One key element that has yet to be defined, however, is whistleblower protection for scientists. The 2009 Obama order stated: “Each agency should adopt such additional procedures, including any appropriate whistleblower protections, as are necessary to ensure the integrity of scientific and technological information and processes…” (Emphases added) By contrast, OSTP is now urging agencies to adopt circular language which says agencies should merely obey current law:
“To the extent your agency or department has already explicitly adopted specific whistleblower protections, you may simply make reference to them in your scientific integrity policy. Alternatively, OSTP recommends including—at a minimum and in consultation with your general counsel—language akin to the following:
Under these scientific integrity guidelines, [Agency or Department name] shall continue to comply with the requirements of the Whistleblower Protection Act of 1989 (WPA), Public Law 101-12, and its expanded protections enacted by Public Law 103-424. The [Agency/Department name] shall also continue to comply with all Department- and Agency-specific WPA regulations, rules, and policies.” (Emphases added)
“This language makes the presidential directive meaningless because it embraces the status quo as sufficient.
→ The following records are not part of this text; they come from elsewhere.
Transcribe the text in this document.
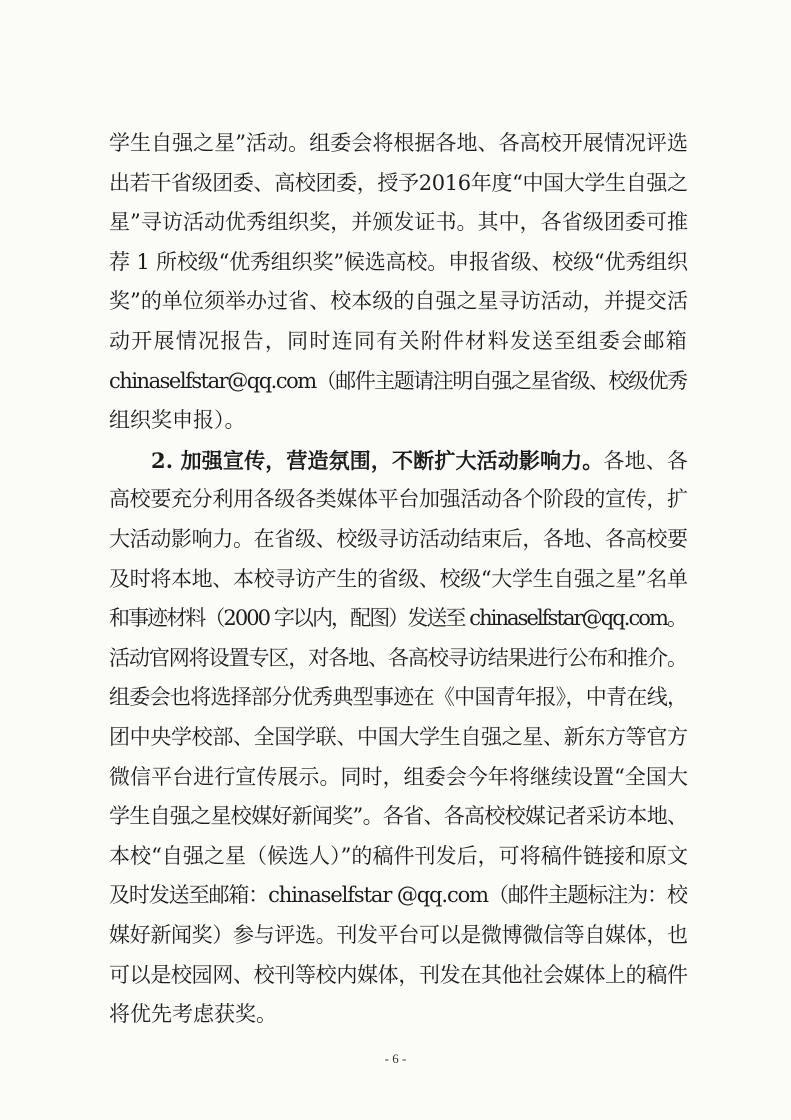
学生自强之星”活动。组委会将根据各地、各高校开展情况评选
出若干省级团委、高校团委，授予2016年度“中国大学生自强之
星”寻访活动优秀组织奖，并颁发证书。其中，各省级团委可推
荐 1 所校级“优秀组织奖”候选高校。申报省级、校级“优秀组织
奖”的单位须举办过省、校本级的自强之星寻访活动，并提交活
动开展情况报告，同时连同有关附件材料发送至组委会邮箱
chinaselfstar@qq.com（邮件主题请注明自强之星省级、校级优秀
组织奖申报）。
2. 加强宣传，营造氛围，不断扩大活动影响力。各地、各
高校要充分利用各级各类媒体平台加强活动各个阶段的宣传，扩
大活动影响力。在省级、校级寻访活动结束后，各地、各高校要
及时将本地、本校寻访产生的省级、校级“大学生自强之星”名单
和事迹材料（2000 字以内，配图）发送至 chinaselfstar@qq.com。
活动官网将设置专区，对各地、各高校寻访结果进行公布和推介。
组委会也将选择部分优秀典型事迹在《中国青年报》，中青在线，
团中央学校部、全国学联、中国大学生自强之星、新东方等官方
微信平台进行宣传展示。同时，组委会今年将继续设置“全国大
学生自强之星校媒好新闻奖”。各省、各高校校媒记者采访本地、
本校“自强之星（候选人）”的稿件刊发后，可将稿件链接和原文
及时发送至邮箱：chinaselfstar @qq.com（邮件主题标注为：校
媒好新闻奖）参与评选。刊发平台可以是微博微信等自媒体，也
可以是校园网、校刊等校内媒体，刊发在其他社会媒体上的稿件
将优先考虑获奖。
- 6 -
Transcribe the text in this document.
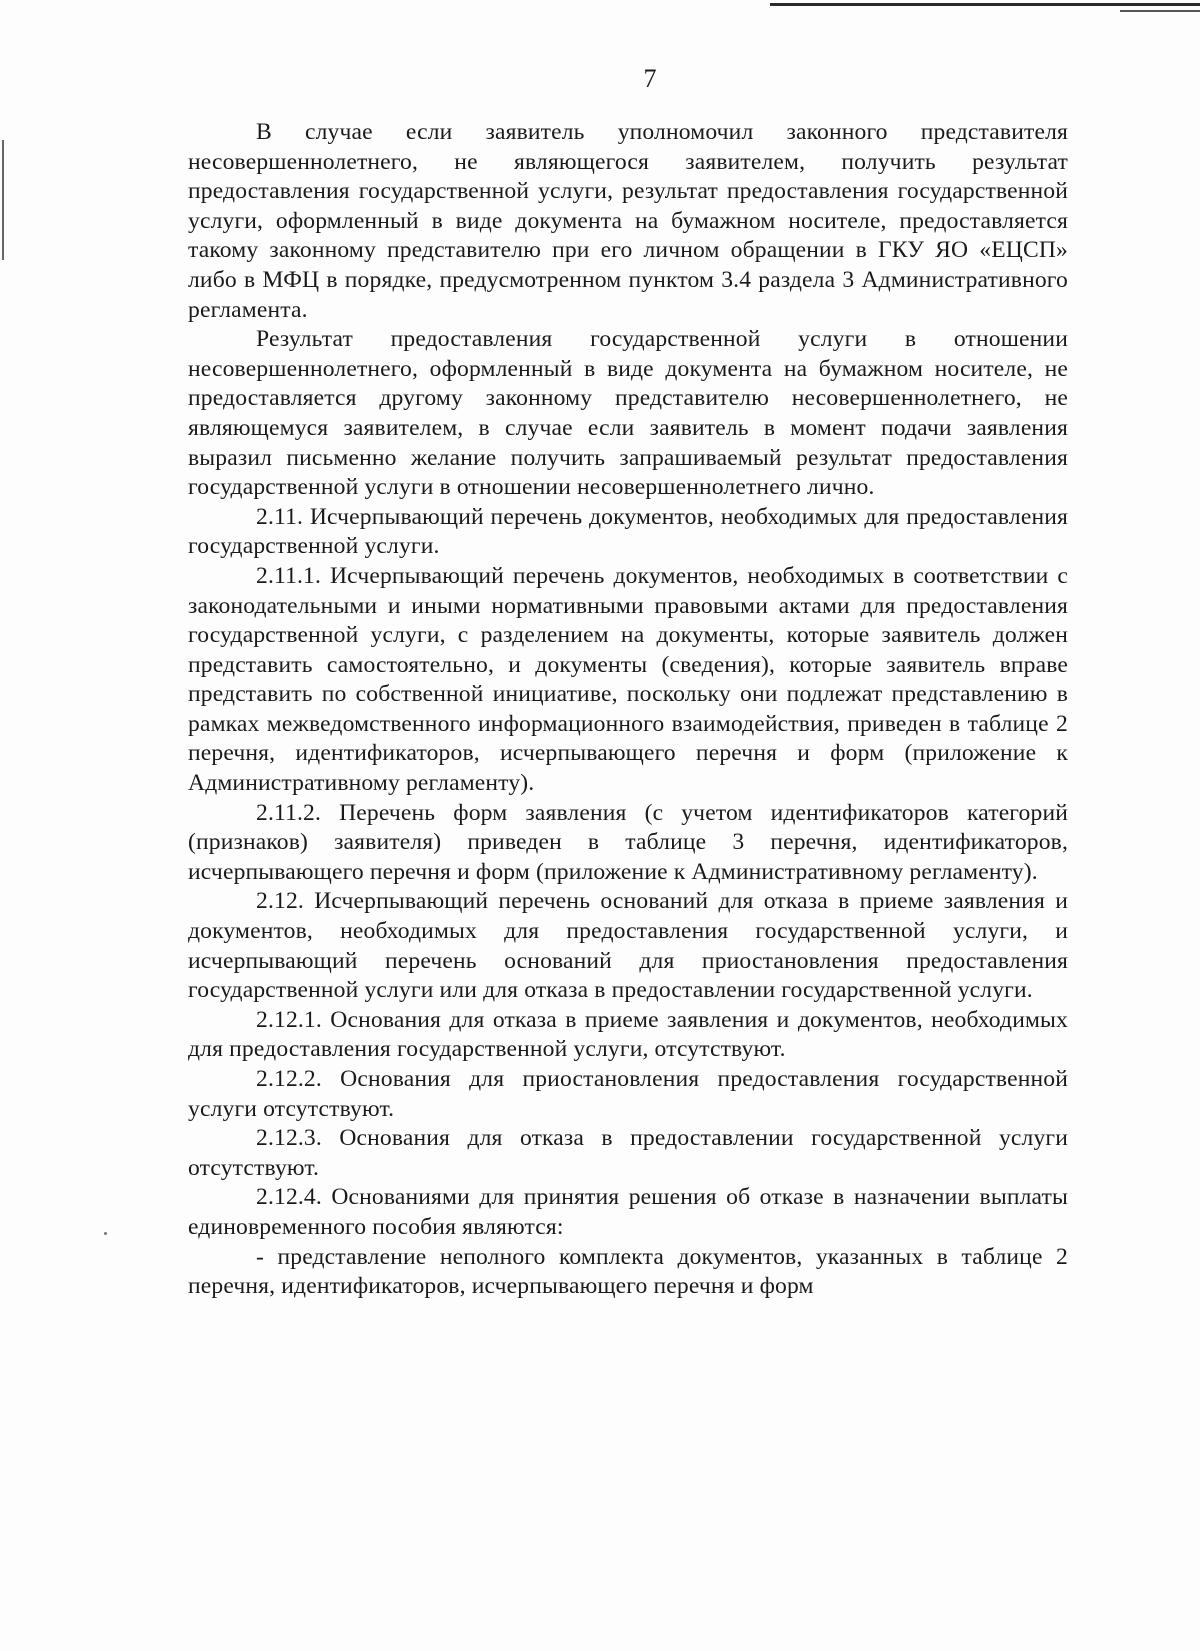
7

В случае если заявитель уполномочил законного представителя несовершеннолетнего, не являющегося заявителем, получить результат предоставления государственной услуги, результат предоставления государственной услуги, оформленный в виде документа на бумажном носителе, предоставляется такому законному представителю при его личном обращении в ГКУ ЯО «ЕЦСП» либо в МФЦ в порядке, предусмотренном пунктом 3.4 раздела 3 Административного регламента.

Результат предоставления государственной услуги в отношении несовершеннолетнего, оформленный в виде документа на бумажном носителе, не предоставляется другому законному представителю несовершеннолетнего, не являющемуся заявителем, в случае если заявитель в момент подачи заявления выразил письменно желание получить запрашиваемый результат предоставления государственной услуги в отношении несовершеннолетнего лично.

2.11. Исчерпывающий перечень документов, необходимых для предоставления государственной услуги.

2.11.1. Исчерпывающий перечень документов, необходимых в соответствии с законодательными и иными нормативными правовыми актами для предоставления государственной услуги, с разделением на документы, которые заявитель должен представить самостоятельно, и документы (сведения), которые заявитель вправе представить по собственной инициативе, поскольку они подлежат представлению в рамках межведомственного информационного взаимодействия, приведен в таблице 2 перечня, идентификаторов, исчерпывающего перечня и форм (приложение к Административному регламенту).

2.11.2. Перечень форм заявления (с учетом идентификаторов категорий (признаков) заявителя) приведен в таблице 3 перечня, идентификаторов, исчерпывающего перечня и форм (приложение к Административному регламенту).

2.12. Исчерпывающий перечень оснований для отказа в приеме заявления и документов, необходимых для предоставления государственной услуги, и исчерпывающий перечень оснований для приостановления предоставления государственной услуги или для отказа в предоставлении государственной услуги.

2.12.1. Основания для отказа в приеме заявления и документов, необходимых для предоставления государственной услуги, отсутствуют.

2.12.2. Основания для приостановления предоставления государственной услуги отсутствуют.

2.12.3. Основания для отказа в предоставлении государственной услуги отсутствуют.

2.12.4. Основаниями для принятия решения об отказе в назначении выплаты единовременного пособия являются:

- представление неполного комплекта документов, указанных в таблице 2 перечня, идентификаторов, исчерпывающего перечня и форм
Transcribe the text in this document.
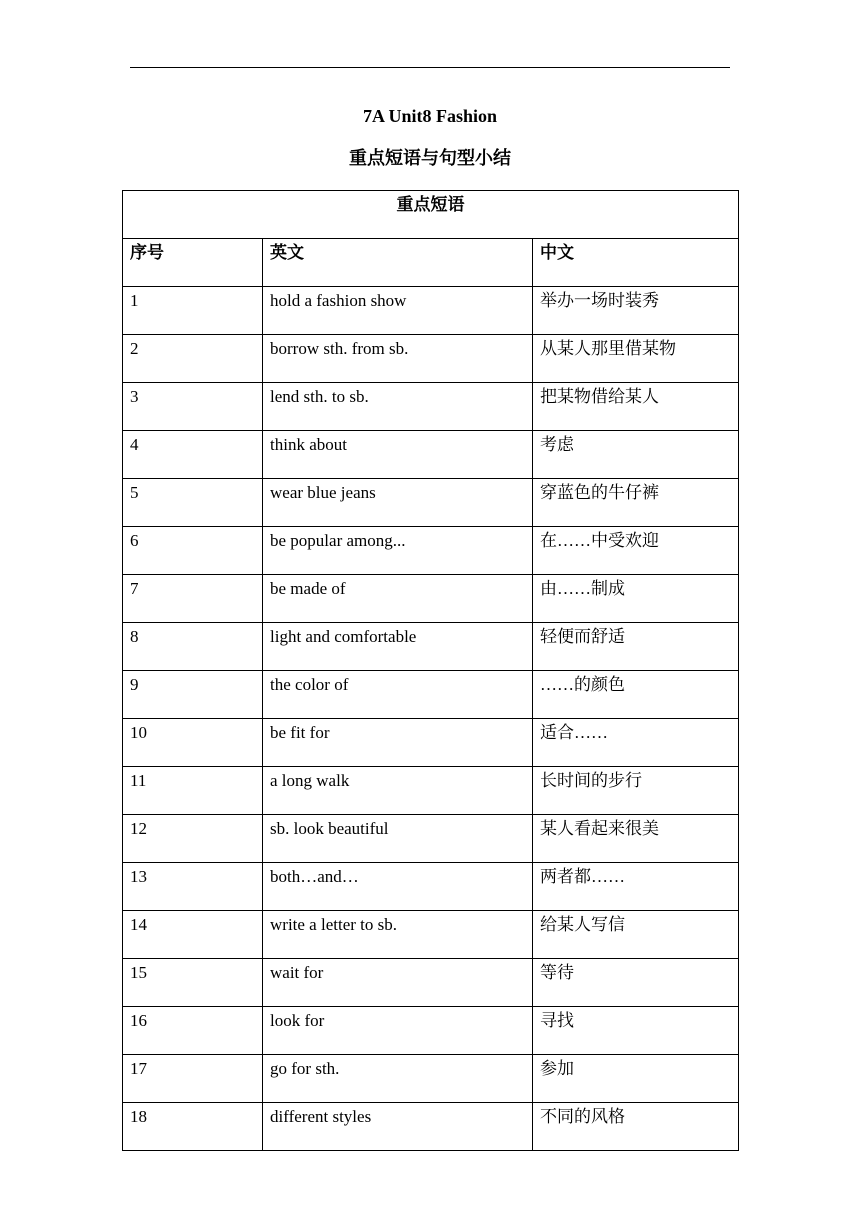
7A Unit8 Fashion
重点短语与句型小结
重点短语		
序号	英文	中文
1	hold a fashion show	举办一场时装秀
2	borrow sth. from sb.	从某人那里借某物
3	lend sth. to sb.	把某物借给某人
4	think about	考虑
5	wear blue jeans	穿蓝色的牛仔裤
6	be popular among...	在……中受欢迎
7	be made of	由……制成
8	light and comfortable	轻便而舒适
9	the color of	……的颜色
10	be fit for	适合……
11	a long walk	长时间的步行
12	sb. look beautiful	某人看起来很美
13	both…and…	两者都……
14	write a letter to sb.	给某人写信
15	wait for	等待
16	look for	寻找
17	go for sth.	参加
18	different styles	不同的风格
What part of additional whistleblower protections did these guys not get?” asked Ruch, noting that no agency has yet adopted specific whistleblower protections. “This deliberate ambiguity means that conscientious scientists will be subjected to years of litigation to define these terms in the event they are unlucky enough to incur official displeasure.”
Citing “major challenges presented by the deliberative process,” OSTP has been inordinately late and lax in the guidance it has provided agencies. Most agencies, in turn, have been more than ready to take advantage of such wide leeway. This March, for example, the National Oceanic & Atmospheric Administration issued a vague draft policy which put all the details off to a yet-to-be-written Procedural Handbook. Similarly, on April 18, 2011, EPA put out a progress report that fails to even mention whistleblower protections. Once again, EPA pledged to finally adopt a Communications Policy governing staff interaction with media and others – a policy that was first promised by Administrator Lisa Jackson in August 2009 when she vowed that her agency would act as if “in a fishbowl.”
“These scientific integrity policies are on no fixed time-line and the White House appears incapable of exercising quality control. If an agency produces a ham sandwich it will pass White House integrity muster,” Ruch added. “Today, most federal scientists have no more protection from political interference than they did under Bush. This scientific integrity rule-making process is entirely within the control of the White House but they lack follow-through.”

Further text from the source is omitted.